Sign of the Times
Say, like, on day #66 of Shelter in Place which also happens to be day #TooMany of a godforsaken migraine that has had me hiding in a darkened room like a gothy troll.
As in: today. I haven't been outside in two days because sunlight has been so hard to take. But the love of my life has been pouring himself into our garden these days and I wanted to support him, so I ventured out cautiously to see his handiwork. I was not prepared for the many ways in which the world would bombard me.
First, it was just too bright out there, and all that glorious light hurt my head and eyes. While I expected the pain, I did not expect the anger -- which I definitely felt, sharp and sudden. I was instantly furious because I love the outdoors and do not like it causing me pain and discomfort.

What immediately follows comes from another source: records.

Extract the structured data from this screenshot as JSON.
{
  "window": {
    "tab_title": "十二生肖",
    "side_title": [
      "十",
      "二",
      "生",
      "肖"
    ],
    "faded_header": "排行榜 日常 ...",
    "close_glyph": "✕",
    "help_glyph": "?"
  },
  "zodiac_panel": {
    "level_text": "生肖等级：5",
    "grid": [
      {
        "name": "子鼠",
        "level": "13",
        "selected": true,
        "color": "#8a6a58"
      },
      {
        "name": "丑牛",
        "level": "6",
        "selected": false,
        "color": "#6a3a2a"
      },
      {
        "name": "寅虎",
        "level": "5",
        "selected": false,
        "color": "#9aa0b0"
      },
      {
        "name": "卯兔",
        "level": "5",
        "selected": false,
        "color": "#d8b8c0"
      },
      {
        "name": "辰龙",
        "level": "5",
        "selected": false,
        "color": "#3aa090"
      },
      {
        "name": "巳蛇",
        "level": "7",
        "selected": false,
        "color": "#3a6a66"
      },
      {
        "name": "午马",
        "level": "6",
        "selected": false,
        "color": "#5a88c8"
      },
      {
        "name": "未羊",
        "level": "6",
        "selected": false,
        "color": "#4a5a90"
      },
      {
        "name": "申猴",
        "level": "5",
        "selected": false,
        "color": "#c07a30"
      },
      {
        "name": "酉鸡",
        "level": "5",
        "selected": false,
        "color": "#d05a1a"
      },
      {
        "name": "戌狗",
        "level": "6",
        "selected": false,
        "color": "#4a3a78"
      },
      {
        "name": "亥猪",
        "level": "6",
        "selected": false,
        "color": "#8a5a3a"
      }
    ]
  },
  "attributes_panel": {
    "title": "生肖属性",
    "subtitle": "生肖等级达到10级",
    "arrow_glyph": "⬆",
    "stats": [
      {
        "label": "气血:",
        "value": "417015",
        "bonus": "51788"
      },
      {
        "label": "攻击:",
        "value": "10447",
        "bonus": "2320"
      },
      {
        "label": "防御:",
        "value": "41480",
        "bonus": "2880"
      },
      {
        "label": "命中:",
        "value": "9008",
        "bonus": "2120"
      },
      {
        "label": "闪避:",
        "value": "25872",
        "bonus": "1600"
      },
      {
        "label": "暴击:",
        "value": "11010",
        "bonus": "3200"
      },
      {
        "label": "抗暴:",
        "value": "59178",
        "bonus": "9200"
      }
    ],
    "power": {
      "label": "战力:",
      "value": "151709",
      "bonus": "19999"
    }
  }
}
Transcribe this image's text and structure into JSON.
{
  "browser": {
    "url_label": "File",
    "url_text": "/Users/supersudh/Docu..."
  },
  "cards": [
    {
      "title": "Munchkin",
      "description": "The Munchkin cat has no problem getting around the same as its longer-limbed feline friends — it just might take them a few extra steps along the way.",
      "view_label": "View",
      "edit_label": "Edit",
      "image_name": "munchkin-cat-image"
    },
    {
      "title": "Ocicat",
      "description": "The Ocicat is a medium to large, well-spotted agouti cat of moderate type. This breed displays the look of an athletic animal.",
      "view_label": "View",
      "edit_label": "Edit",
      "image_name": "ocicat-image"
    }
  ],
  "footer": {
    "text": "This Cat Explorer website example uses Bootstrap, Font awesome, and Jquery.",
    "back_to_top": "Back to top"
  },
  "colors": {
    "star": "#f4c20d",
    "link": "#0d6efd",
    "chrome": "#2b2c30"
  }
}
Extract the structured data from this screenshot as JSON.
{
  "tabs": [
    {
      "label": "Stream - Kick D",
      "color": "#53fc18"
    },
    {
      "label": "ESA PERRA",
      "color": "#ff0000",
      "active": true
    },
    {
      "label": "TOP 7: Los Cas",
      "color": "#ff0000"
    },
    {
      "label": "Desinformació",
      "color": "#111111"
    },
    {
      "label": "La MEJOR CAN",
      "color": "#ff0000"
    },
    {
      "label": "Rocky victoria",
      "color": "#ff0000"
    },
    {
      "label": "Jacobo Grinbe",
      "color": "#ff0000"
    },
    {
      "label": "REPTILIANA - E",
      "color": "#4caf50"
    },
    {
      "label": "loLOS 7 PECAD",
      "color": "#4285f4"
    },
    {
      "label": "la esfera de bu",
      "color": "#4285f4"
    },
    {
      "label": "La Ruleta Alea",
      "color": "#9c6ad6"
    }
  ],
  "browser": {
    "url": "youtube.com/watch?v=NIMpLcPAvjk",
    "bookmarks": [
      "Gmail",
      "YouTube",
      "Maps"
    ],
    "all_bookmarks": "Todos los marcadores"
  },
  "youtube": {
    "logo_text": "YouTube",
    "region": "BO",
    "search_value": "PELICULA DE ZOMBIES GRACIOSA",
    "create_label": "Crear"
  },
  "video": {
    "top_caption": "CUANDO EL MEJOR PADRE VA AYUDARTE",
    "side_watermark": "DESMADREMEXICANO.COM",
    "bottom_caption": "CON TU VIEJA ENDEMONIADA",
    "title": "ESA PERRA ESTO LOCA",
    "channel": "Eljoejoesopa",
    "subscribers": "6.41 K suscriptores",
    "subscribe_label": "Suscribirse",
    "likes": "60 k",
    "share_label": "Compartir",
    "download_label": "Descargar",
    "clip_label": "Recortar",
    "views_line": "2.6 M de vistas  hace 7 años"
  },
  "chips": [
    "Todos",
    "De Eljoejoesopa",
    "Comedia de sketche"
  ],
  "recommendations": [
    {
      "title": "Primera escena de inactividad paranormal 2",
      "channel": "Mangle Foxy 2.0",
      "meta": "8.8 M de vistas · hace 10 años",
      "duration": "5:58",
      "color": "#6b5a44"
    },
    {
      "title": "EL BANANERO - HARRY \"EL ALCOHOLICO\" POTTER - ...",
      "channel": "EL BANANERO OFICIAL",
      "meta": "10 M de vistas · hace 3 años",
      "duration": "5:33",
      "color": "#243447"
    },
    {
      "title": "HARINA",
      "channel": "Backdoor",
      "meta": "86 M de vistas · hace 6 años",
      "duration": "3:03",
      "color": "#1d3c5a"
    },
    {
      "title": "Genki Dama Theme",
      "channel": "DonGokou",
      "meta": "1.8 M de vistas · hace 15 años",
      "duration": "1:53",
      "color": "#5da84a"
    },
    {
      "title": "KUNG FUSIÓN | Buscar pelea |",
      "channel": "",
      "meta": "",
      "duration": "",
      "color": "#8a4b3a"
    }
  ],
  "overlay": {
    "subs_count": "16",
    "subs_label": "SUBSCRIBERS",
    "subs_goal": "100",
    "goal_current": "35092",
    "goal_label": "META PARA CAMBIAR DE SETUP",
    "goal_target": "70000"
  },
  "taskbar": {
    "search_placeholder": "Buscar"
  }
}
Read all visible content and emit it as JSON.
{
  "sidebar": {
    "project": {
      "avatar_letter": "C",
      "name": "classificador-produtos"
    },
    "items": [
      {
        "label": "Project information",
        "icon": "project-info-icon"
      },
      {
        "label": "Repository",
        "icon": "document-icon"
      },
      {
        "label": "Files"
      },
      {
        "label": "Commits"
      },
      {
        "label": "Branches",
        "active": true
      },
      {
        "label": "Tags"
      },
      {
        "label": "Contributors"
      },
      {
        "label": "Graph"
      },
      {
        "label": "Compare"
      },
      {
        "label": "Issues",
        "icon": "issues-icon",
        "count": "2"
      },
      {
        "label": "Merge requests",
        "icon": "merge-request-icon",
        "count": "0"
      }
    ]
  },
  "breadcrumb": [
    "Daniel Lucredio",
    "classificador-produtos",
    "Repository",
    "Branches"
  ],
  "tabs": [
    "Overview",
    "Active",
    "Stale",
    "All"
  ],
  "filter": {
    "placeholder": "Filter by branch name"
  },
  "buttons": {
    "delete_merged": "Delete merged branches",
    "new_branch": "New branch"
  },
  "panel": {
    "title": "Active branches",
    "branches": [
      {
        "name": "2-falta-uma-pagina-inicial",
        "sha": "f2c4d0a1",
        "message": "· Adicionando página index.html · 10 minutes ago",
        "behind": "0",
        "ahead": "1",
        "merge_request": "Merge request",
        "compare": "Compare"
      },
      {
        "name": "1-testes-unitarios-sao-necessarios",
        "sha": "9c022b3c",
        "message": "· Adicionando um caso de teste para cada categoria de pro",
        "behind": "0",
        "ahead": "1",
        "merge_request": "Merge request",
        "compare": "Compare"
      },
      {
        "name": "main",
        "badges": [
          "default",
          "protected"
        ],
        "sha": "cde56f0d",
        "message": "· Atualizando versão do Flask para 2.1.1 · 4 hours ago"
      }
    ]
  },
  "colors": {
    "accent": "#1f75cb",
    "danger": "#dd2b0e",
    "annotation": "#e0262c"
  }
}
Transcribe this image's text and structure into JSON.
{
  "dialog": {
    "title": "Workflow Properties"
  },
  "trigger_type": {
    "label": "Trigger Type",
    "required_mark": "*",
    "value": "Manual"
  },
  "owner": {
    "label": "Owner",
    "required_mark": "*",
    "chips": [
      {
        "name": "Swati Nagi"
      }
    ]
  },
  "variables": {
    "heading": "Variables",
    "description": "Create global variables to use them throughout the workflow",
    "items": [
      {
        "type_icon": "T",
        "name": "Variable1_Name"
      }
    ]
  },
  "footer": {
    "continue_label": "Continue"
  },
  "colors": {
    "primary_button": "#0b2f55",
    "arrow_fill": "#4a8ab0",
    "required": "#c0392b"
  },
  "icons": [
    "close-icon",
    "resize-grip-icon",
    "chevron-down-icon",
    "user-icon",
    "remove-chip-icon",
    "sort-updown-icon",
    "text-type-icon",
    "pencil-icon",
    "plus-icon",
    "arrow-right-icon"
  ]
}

So there I was, walking down my front path with a little bit of rage.
Second, Rick has done so much work! Seeing our beautiful garden emerge – RE-emerge – is impressive and gratitude-inducing and wonderful. It made me so happy. A few more steps down the walk, and rage and joy were hand in hand.
Third, the air outside smelled so sweet and fresh it made me want to weep. It reminded me that Coronavirus sucks, that migraines sucks, and that both are conspiring to trick me into not realizing that the world keeps turning and the season of renewal is here. The beautiful earth keeps doing her thing, and when virtually everything else seems to be completely falling apart, the glory of Springtime is profound and also, the best news ever. Spring felt so good on my skin and all around me, and now, on my walk down the sidewalk, I felt a little melty.
And fourth: that sign. That "Proud Home of a 2020 Graduate" sign we put up the other day. I can't even with that sign. I have all the feels about that sign. Rick put it up in the front yard for us, and I feel love and pride and joy that I have this small gesture to offer for my daughter, and at the same time, I feel a little crazy from the frustration, and yes, a little more rage at the helplessness of missing the rituals of graduation and celebration. Rituals matter. They mark time for us, they shine a spotlight on people. I want that for Lola. She deserves it.
She doesn't deserve it more than anyone else: she deserves it because everyone does and every single life needs its moments to be honored. So, she won't get this one, at least not in the way any of us expected. Next week, we will take her, decked out in cap and gown, to campus to walk through an empty gym and be filmed receiving her diploma. The school is producing a graduation video and streaming it on the original graduation day; we will watch from home. She won't get her Senior Prom, senior ditch day, last day of school, Baccalaureate Mass, or Graduation Ceremony. She'll have other rituals in her life, and I know, in the long run, she will be fine. So why am I swinging back and forth so hard between "whatever, graduations are long and boring, usually too hot, with too many speeches, and like two seconds where you get to hear your graduate's name" and "give me my moment in the sun to reflect on 18 years of love and support and hope and aspiration and becoming and beauty and joy, and give it to me in public with balloons and flowers and other people telling her how special she is!"
I can't decide where to land.
Not that it matters where I land, since I have no say in the matter. It's just that I'm keenly aware that my mind and heart are all over the map these days. I'm high in the treetops of love and gratitude for my family and knowing that having them safe and whole is having absolutely everything, and simultaneously way down low in the swamp of rage and helplessness from not being in control of what's happening and wanting so badly for so many things to be different.
So this is what I realized when I walked out the front door today: I'm walking with love and joy, rage and fear, gratitude and frustration. Maybe tomorrow, if I'm brave enough, I'll venture farther than the sidewalk and learn even more about how overwhelming the world can be.